# Symantec Client Security



## mitsos (Aug 1, 2006)

Hello all,
first time here and i dont know if this is the correct forum for this but here it is..
Is there any way to export client list from command prompt and not from the security console?


----------



## newhouse1390 (Jan 10, 2005)

I am not sure what you are trying to achieve by doing this. Explain what you need to do and we might come up with another way of getting there.


----------



## Squashman (Apr 14, 2005)

Could you be more specific. I think I know what you are trying to do but I am not quite sure.


----------



## mitsos (Aug 1, 2006)

Hi.. long time no seen.. :wave: 
i just want to export the clients list for every server that the AV is installed, to a text file. (without the need to log on each one..)
The output is going to be used for various things.
Thanx in advance..

Cheers


----------



## newhouse1390 (Jan 10, 2005)

Do you just want a raw list or are you going to use this to configure something on another server? It is still unclear to me what you are trying to achieve. 

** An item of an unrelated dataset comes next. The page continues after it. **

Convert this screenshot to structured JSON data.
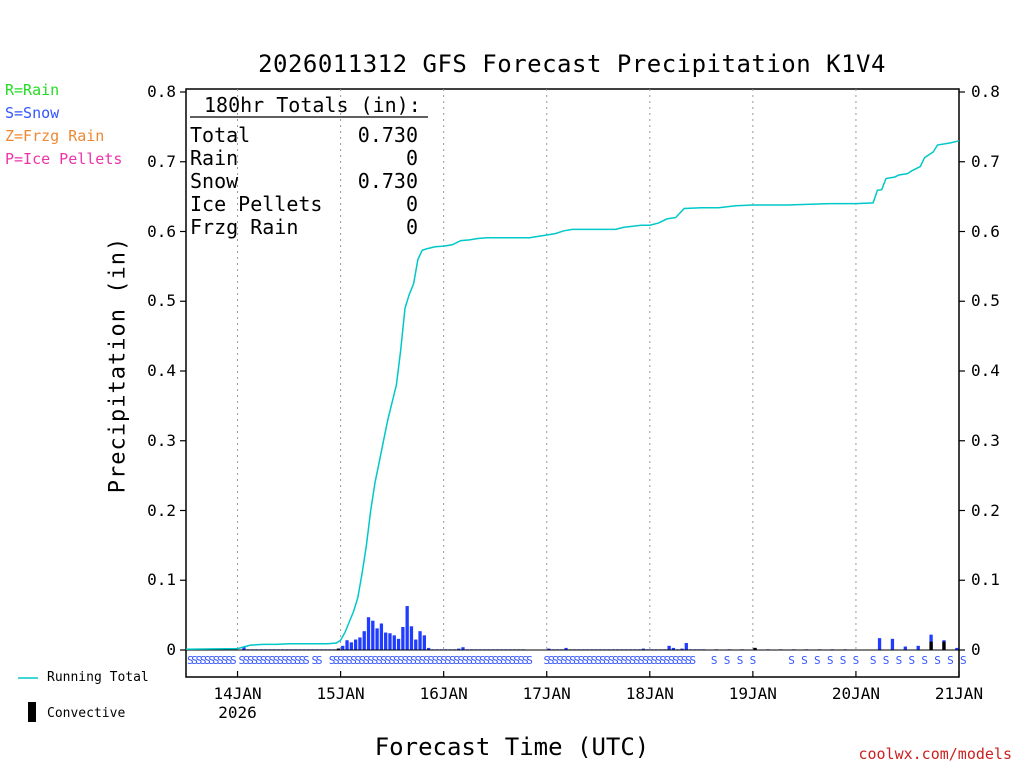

> Without logging onto each one...?


----------



## mitsos (Aug 1, 2006)

i want just a simple text file (.csv if possible) which contains all the pc's that have the client installed. It doesnt matters where its gonna be used..


----------



## newhouse1390 (Jan 10, 2005)

Ok, I think I now know what you are trying to do, however I am unaware of how to do this from the console. Perhaps a simple screen shot exported to an Excel spreadsheet would serve your purpose.


----------



## mitsos (Aug 1, 2006)

screen shot? (as a picture u mean?) nope. dont need somethin like that.. i just want a text file


----------



## chauffeur2 (Feb 7, 2006)

Hello mitsos,

Unless you can explain _fully_ what your intentions are, and whether you have the authority to access this type of information; then, we will not be able to assist you any further.


----------



## johnwill (Sep 26, 2002)

As mentioned, I think we don't want to get involved in bypassing security in this fashion. I'm sure your IT department can handle this if necessary.


----------